Тиффани ходила с родителями на Овчарочьи Смотры, которые проводились каждый год. На Смотры приходили все пастухи Меловых холмов. А самые лучшие соревновались в выучке овчарок. Собаки на смотровом поле гуртовали овец, делили стадо на части, загоняли его в загоны, — а порой распугивали животных или грызлись друг с другом, потому что даже самая лучшая и воспитанная овчарка может утром встать не с той лапы. Но матушка с Громом и Молнией никогда не участвовала в соревнованиях. Она стояла у ограды поля, попыхивая своей вонючей трубкой, и внимательно следила за выступлениями. Овчарки лежали у её ног. И отец Тиффани как-то сказал, мол, после каждого выступления судьи тревожно поглядывают на матушку Болен, пытаясь угадать, как оно ей показалось.
На самом деле все пастухи поглядывали на матушку Болен. Она никогда, ни разу в жизни не выходила на смотровое поле, потому что матушка Болен была самим духом Смотров. Кивнёт она тебе, когда ты закончишь показывать своё мастерство, буркнет: «Сойдёт…» — и ты герой дня, и все холмы у твоих ног.
Когда Тиффани была маленькой и только начинала познавать Холмовье с бабушкой, Гром и Молния нянчили её — сидели поодаль, пока она играла, присматривали. А иногда бабушка разрешала ей взять овчарок и согнать овец вместе — о, как Тиффани этим гордилась! Она носилась по полям, визжа: «Ко мне!», «Туда!», «Рядом!» — и, о чудо, собаки отлично гуртовали стадо.
Теперь-то она понимала, что овчарки отлично гуртовали стадо сами по себе, что бы она там ни вопила.
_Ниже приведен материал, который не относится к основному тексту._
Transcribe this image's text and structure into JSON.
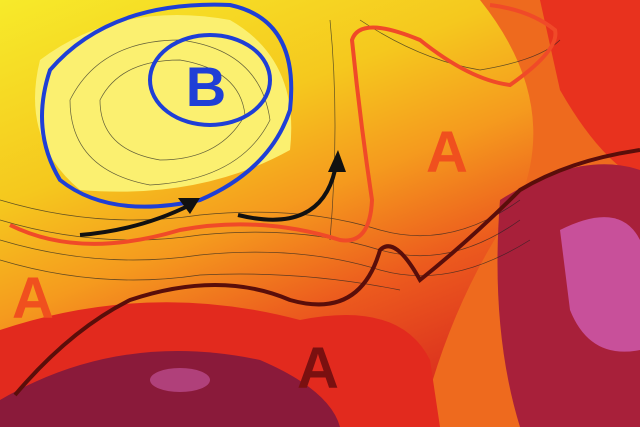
{
  "map": {
    "pressure_labels": [
      {
        "id": "low-center",
        "text": "B",
        "color": "#1f3fd6"
      },
      {
        "id": "high-east",
        "text": "A",
        "color": "#f0501e"
      },
      {
        "id": "high-west",
        "text": "A",
        "color": "#f0501e"
      },
      {
        "id": "high-south",
        "text": "A",
        "color": "#7a1010"
      }
    ],
    "colors": {
      "low_contour": "#1f3fd6",
      "ridge_line_red": "#f04a28",
      "ridge_line_dark": "#5a0e0a",
      "flow_arrows": "#111111",
      "yellow": "#f5e61c",
      "orange": "#f59a1e",
      "red": "#e8321e",
      "maroon": "#8a1a3a",
      "magenta": "#c8509a"
    }
  }
}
Бабушка просто сидела поодаль, покуривала трубочку, и собаки читали её мысли. Они отродясь слушались только хозяйку…
Немного погодя буря поутихла и лишь дождь остался шуршать за окном.
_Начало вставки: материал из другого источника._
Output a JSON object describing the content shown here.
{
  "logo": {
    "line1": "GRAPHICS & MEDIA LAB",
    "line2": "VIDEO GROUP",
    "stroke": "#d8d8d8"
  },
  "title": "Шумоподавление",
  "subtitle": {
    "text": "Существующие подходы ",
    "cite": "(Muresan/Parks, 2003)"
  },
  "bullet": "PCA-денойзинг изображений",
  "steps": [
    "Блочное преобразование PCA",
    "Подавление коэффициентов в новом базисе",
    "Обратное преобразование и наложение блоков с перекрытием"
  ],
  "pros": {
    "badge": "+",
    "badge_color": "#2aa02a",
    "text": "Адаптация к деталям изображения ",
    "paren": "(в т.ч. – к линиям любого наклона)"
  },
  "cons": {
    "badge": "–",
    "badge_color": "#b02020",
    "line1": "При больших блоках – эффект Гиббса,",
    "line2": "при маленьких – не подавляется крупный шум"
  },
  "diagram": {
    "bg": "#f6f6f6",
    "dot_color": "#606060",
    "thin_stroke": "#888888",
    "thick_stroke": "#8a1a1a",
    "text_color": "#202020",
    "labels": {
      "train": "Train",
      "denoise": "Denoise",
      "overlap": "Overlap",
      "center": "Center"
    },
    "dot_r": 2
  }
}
Кот Крысодав навалился на дверь снаружи, приоткрыл её, протиснулся в спальню и запрыгнул на кровать. Это был здоровенный котяра, но текучий. Он был таким жирным, что на любой более или менее ровной поверхности постепенно растекался плоским меховым бурдюком немалых размеров. Тиффани он на дух не выносил, но никогда не позволял личным чувствам встать на пути к тёплому гнёздышку для сна.
Тиффани, должно быть, заснула, потому что разбудили её голоса.
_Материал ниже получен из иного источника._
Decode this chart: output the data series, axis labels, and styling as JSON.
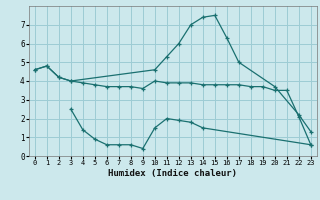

— Раскудрыть! Ото ж сказанула — вы пошли-нашли каргу! Кака-така собой этая карга, а? По мне так все верзуны на одно рыло, ыть!
— Мал-не-мал Джорджи, рыбарь, грил, карга — громазда девка!
— Вот уж сподмогнул, ыть! Да они тут все громазды девки!
— Цыть, вы, оба-два ни-вбей-мозгахрясь! Всяк знает: у карги чепунец как гора!
— Тады ой! Тады, раз она дрыхс — ужо не карга?
— Эй? Привет? — окликнула Тиффани.
Воцарилась тишина, расшитая только тонкими стежками сестринского дыхания. Но каким-то необъяснимым образом это была тишина, которая получается, когда кто-то очень-очень старается не шуметь.
Тиффани свесилась с кровати и заглянула под неё. Там не было ничего, кроме ночного горшка.
Голоса говорили точь-в-точь как человечек, которого она видела на реке. Тиффани снова легла и стала вслушиваться в залитое лунным светом безмолвие. Вскоре у неё заболели уши.
Тогда она задумалась о том, как выглядит школа ведьмовства и почему она до сих пор её не видела.